Увиденное поразило меня – и тогда я догадался, хотя уже давно мучился подозрениями. Но тут с шипением и треском свет погас и только через какое-то время вспыхнул вновь. И еще до того, как священник произнес заключительную фразу: «Пусть она покоится с миром», Максим попытался выйти из усыпальницы. Я положил руку ему на плечо, чтобы удержать, и почувствовал, как он дрожит. Он не смотрел мне в глаза: он боялся выдать себя.
Я тогда отчетливо осознал: Ребекка не покончила жизнь самоубийством. И догадался, что каким-то образом Максим причастен к ее смерти.

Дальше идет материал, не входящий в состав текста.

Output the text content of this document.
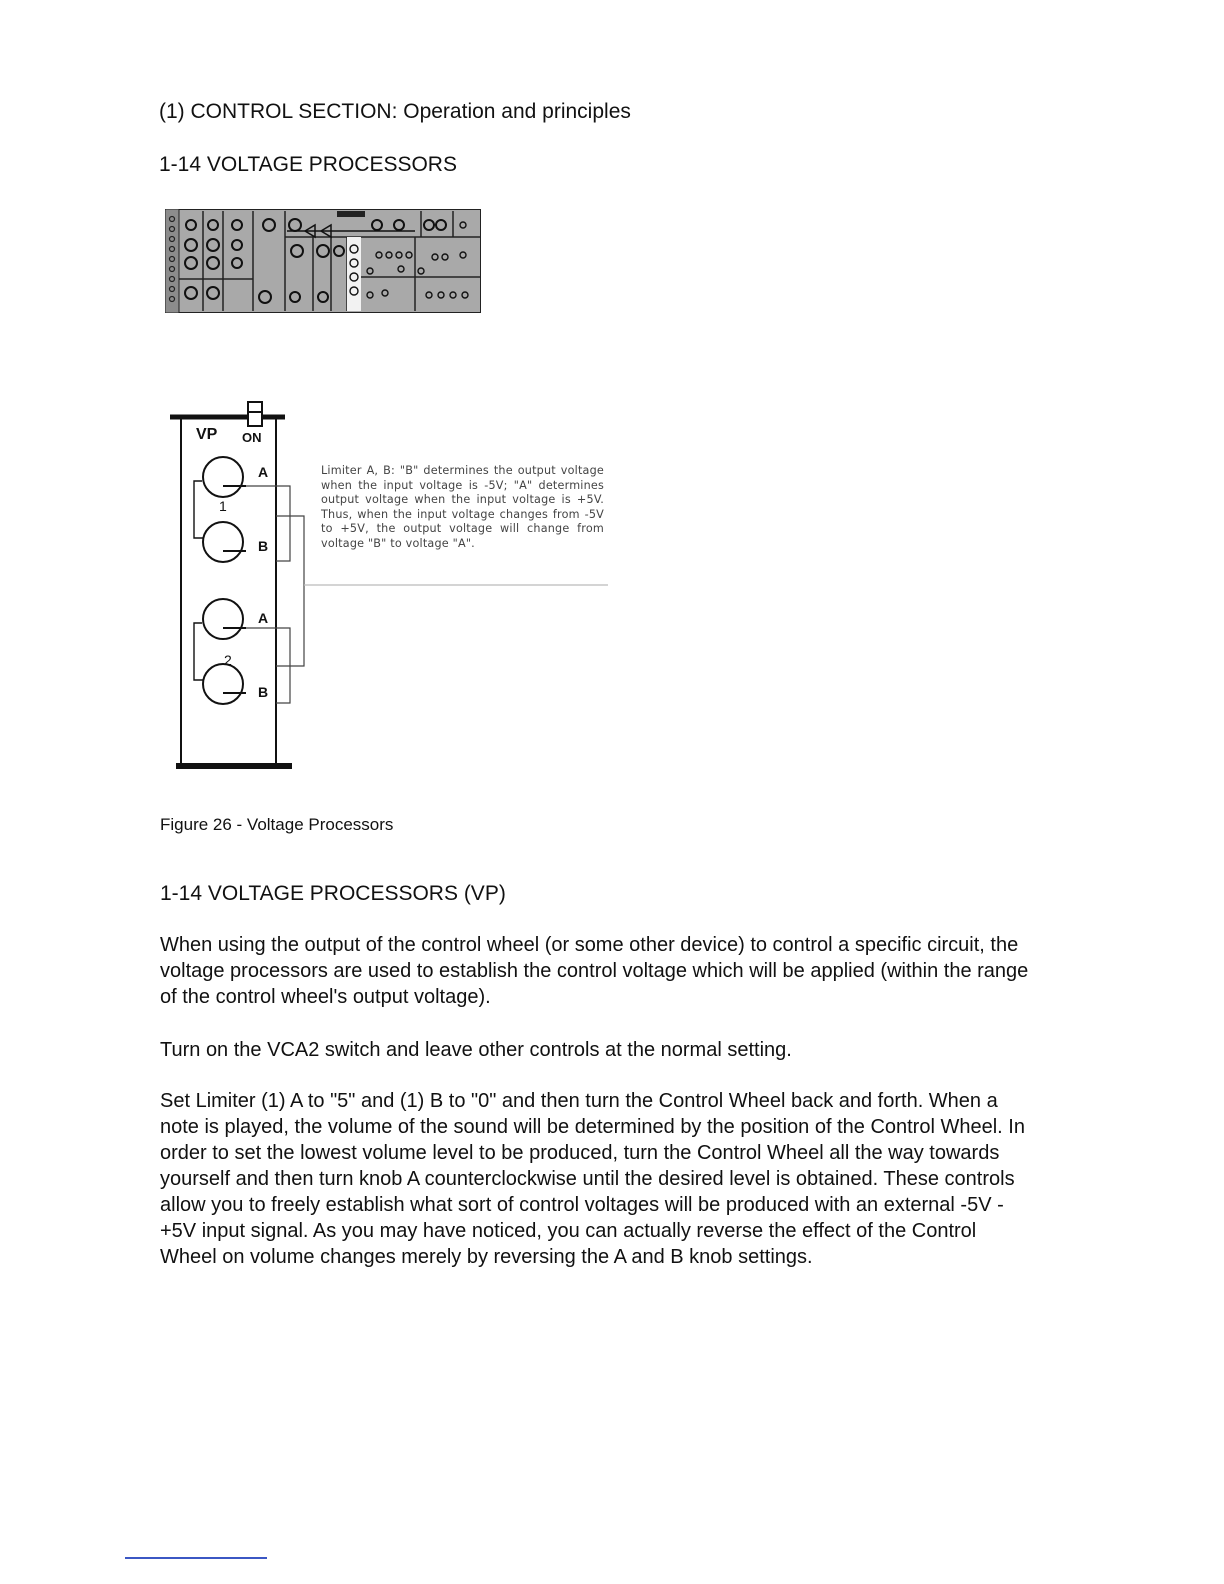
(1) CONTROL SECTION: Operation and principles
1-14 VOLTAGE PROCESSORS
VP ON
A
B
A
B
1
2
Limiter A, B: "B" determines the output voltage when the input voltage is -5V; "A" determines output voltage when the input voltage is +5V. Thus, when the input voltage changes from -5V to +5V, the output voltage will change from voltage "B" to voltage "A".
Figure 26 - Voltage Processors
1-14 VOLTAGE PROCESSORS (VP)

When using the output of the control wheel (or some other device) to control a specific circuit, the voltage processors are used to establish the control voltage which will be applied (within the range of the control wheel's output voltage).

Turn on the VCA2 switch and leave other controls at the normal setting.

Set Limiter (1) A to "5" and (1) B to "0" and then turn the Control Wheel back and forth. When a note is played, the volume of the sound will be determined by the position of the Control Wheel. In order to set the lowest volume level to be produced, turn the Control Wheel all the way towards yourself and then turn knob A counterclockwise until the desired level is obtained. These controls allow you to freely establish what sort of control voltages will be produced with an external -5V - +5V input signal. As you may have noticed, you can actually reverse the effect of the Control Wheel on volume changes merely by reversing the A and B knob settings.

Но я счел, что дикая мысль, пришедшая мне в голову, – следствие пережитого шока, что мой разум отказал мне.
В склепе я почти явственно увидел, как все могло произойти. Спор, перешедший в скандал. Вспышка ярости. Быть может, Максим ударил или толкнул Ребекку, и она упала. Поверить, что Максим способен на предумышленное убийство, я не мог. Мой друг – человек чести… Тогда я еще верил в такие понятия, как честь.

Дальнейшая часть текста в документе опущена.